The works of Clifford Ball, John’s first teacher at Bournville before his appointment as carillonneur for Aberdeen, is well represented in the BCS volume Clifford Ball Centenary: Life and Music, a collection for four-octave carillon, complete with an extensive biography of Clifford Ball written by his son Iain.
Also for the larger carillon are two volumes of the music of La Salle Spier, published through the BCS and edited by Elizabeth Graves Vitu. These volumes are a collection of music by this brilliant composer and musician, who became fascinated with the carillon in Luray, Virginia. The music deserves a much wider audience, and my hope is that, in relaunching the publications, the carillon world will look again at this rich vein of material. Volume I contains an excellent, well-researched introductory essay by Elizabeth on Spier’s life and carillon output, and his fruitful collaboration with Luray’s virtuoso carillonneur Charles T. Chapman.

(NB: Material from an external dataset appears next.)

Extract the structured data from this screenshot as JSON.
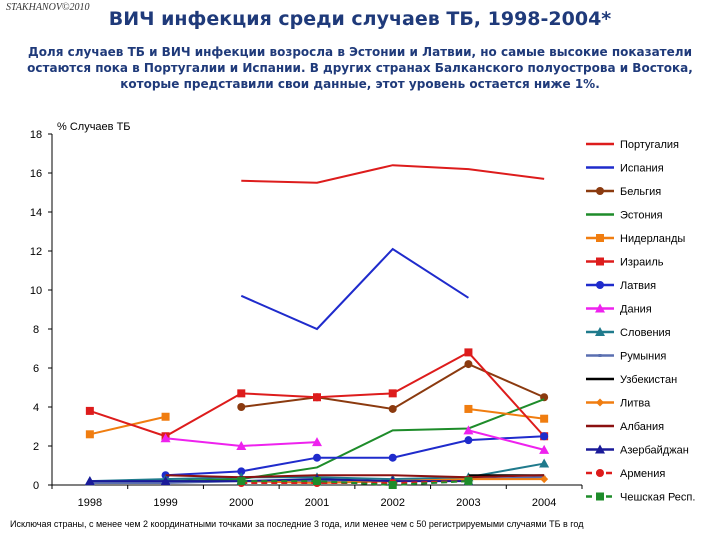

New music for carillon is also represented in these collections. Volume I of the Newcastle Carillon Books contains the minimalist Four Pieces by local composer Robin Terry, commissioned by John, as was the Three Pieces for Carillon from Fung Lam, a composer based in Hong Kong who himself has a large and creative output, among them commissions premiered by the BBC Symphony Orchestra. Three Pieces for Carillon received its world première in March 2005 by John at Bond Street.
Also commissioned by and dedicated to John was Anthony Skilbeck’s A Passage of Time, a suite of three pieces Sunset, Nocturne and Daybreak, published by the BCS and premiered by John Knox at Saltley in 2002. Anthony Skilbeck’s corpus of work, much of which is atonal, and both rhythmically and technically challenging, deserves exploration by the adventurous or curious carillonneur. Anthony was inspired to write Passing Thought numbers 1 to 11 for two-octave carillon, including one, Passing Thought No. 3, graciously dedicated to me for the 75th anniversary of the installation of the Saltley carillon, where I gave the first performance. Also published by the BCS is Skilbeck’s Woodland Echoes, a BCS Monograph, for three-octave carillon.
Last but by no mean least is A Chimer’s Tune Book. All in all, something for everyone. Perhaps the relaunch of this music will inspire members to refresh their own arrangements, and even try their hand at composition, with a view to future publication.
We are grateful to John’s sister Yvonne, who has given her agreement for the British Carillon Society to continue publishing John’s music. As well as raising the profile of an appreciable body of work, the sale of these publications will bring much-needed revenue to the Society.